The number of people streaming music continues to grow. In 2015, streaming revenue exceeded $2 billion for the first time ever. 75 million Spotify listeners used the service for more than 20 billion hours in 2015. But the vast majority of listeners only request mainstream music, leaving out the long tail of the alternative music market.
Spotify’s most-listened-to playlist for 2015 was “Today’s Top Hits” at nearly seventy million hours. The bias toward mainstream music is strong and if you prefer something a little off the beaten path it may seem like there’s nothing for you.
Streaming services like Apple Music, Tidal, and Spotify have been criticized in the past for their inability to provide a way for users to discover new, alternative music. But in July of 2015, Spotify rolled out “Discover Weekly,” which was labeled as “your ultimate personalized playlist.”

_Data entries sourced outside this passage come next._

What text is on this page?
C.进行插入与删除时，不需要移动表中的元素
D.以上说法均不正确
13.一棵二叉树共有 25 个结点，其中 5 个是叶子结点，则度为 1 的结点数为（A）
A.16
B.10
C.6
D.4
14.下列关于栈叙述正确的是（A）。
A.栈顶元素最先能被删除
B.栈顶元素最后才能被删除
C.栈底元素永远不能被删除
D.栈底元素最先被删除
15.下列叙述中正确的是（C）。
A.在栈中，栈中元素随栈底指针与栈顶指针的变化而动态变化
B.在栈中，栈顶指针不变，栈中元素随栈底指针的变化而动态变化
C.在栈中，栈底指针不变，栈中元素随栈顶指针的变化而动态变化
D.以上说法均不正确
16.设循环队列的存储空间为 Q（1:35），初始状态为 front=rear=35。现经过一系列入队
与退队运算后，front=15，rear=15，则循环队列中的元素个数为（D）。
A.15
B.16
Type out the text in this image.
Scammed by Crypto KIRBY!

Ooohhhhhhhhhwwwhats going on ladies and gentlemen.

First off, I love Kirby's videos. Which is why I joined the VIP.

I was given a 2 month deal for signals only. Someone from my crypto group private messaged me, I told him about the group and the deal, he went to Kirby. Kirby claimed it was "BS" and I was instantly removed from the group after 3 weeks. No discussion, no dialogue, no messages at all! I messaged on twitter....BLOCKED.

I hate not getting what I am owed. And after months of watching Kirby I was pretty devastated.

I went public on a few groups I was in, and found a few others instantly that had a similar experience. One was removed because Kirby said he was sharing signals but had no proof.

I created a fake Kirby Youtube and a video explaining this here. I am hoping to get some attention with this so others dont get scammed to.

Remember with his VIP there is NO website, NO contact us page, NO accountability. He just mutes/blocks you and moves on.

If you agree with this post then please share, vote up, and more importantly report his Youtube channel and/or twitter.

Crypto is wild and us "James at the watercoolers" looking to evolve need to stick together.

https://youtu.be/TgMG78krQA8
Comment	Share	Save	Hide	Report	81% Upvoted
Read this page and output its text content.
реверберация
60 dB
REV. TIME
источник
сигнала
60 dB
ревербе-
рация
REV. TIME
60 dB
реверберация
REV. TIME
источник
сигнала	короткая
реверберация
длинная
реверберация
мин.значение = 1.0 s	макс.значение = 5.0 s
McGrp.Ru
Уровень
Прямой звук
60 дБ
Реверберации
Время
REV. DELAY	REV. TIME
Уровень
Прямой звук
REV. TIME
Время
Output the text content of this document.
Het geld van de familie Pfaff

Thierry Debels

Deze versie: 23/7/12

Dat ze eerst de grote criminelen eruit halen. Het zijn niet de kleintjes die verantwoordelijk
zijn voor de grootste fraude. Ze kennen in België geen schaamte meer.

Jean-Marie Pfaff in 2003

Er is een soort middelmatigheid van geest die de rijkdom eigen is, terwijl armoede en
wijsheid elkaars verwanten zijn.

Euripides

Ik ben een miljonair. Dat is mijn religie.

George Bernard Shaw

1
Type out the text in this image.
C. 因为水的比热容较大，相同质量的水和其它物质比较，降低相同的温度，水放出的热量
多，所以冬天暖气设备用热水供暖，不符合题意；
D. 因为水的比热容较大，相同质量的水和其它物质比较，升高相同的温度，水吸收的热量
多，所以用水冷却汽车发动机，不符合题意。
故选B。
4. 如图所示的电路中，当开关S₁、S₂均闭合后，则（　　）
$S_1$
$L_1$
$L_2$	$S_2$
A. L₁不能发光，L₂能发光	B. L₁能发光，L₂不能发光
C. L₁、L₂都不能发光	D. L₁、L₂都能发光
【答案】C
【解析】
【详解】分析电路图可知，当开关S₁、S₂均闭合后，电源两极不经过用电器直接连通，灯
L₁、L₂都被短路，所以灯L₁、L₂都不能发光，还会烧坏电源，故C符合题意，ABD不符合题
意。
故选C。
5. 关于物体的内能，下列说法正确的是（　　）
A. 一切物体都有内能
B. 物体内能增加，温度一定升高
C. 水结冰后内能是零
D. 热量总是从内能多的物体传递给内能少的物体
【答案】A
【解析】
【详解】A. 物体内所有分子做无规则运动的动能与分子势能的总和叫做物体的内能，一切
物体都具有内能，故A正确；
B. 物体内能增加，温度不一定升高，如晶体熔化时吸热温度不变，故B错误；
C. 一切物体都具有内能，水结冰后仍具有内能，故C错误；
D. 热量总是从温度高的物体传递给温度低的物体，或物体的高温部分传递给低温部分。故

Essentially it worked by delivering a weekly mixtape of curated and new music, or “deep cuts,” based on what other users were playlisting around the songs you preferred.
It was around this time that Michael Pasternak was working for F#, a “digital music advertising firm” based out of New York. F# made news for its work connecting brands and music through branded Spotify playlists, even before the release of Discover Weekly.
The ads they built asked users a series of questions and then delivered personalized playlists. It only took three or four clicks to create the playlist. But for Pasternak, it wasn’t enough. He wanted to create them in as few clicks as possible. And he wanted to make sure the music was a good choice for the listener.
Pasternak envisioned a Spotify-powered platform that would look at different variables and deliver a personalized playlist, concentrating on music that wasn’t found on the latest charts.
Stationdose was born.
Those variables include things like the day of the week, what the weather is like, and the user’s normal routine. For a rainy Monday morning, the playlist is more mellow than if it’s a sunny Friday afternoon. This allows Stationdose to create playlists in only a couple of clicks.
Pasternak approached his friend and eventual partner to help him build the back end of the platform. They quickly realized they would need help with the public-facing portion of the program. Word-of-mouth brought Gigster to Pasternak’s attention and he reached out to the company.
“I called them up and they were very attentive and we worked with a really good front-end developer,” said Pasternak.
“We had pretty good access to him and he helped build the first version of the app which turned out really well.”
Stationdose released the beta version of its app following the Gigster build. After a round of quality assurance Pasternak says the company made a few tweaks and handed it over to the Apple Store for release.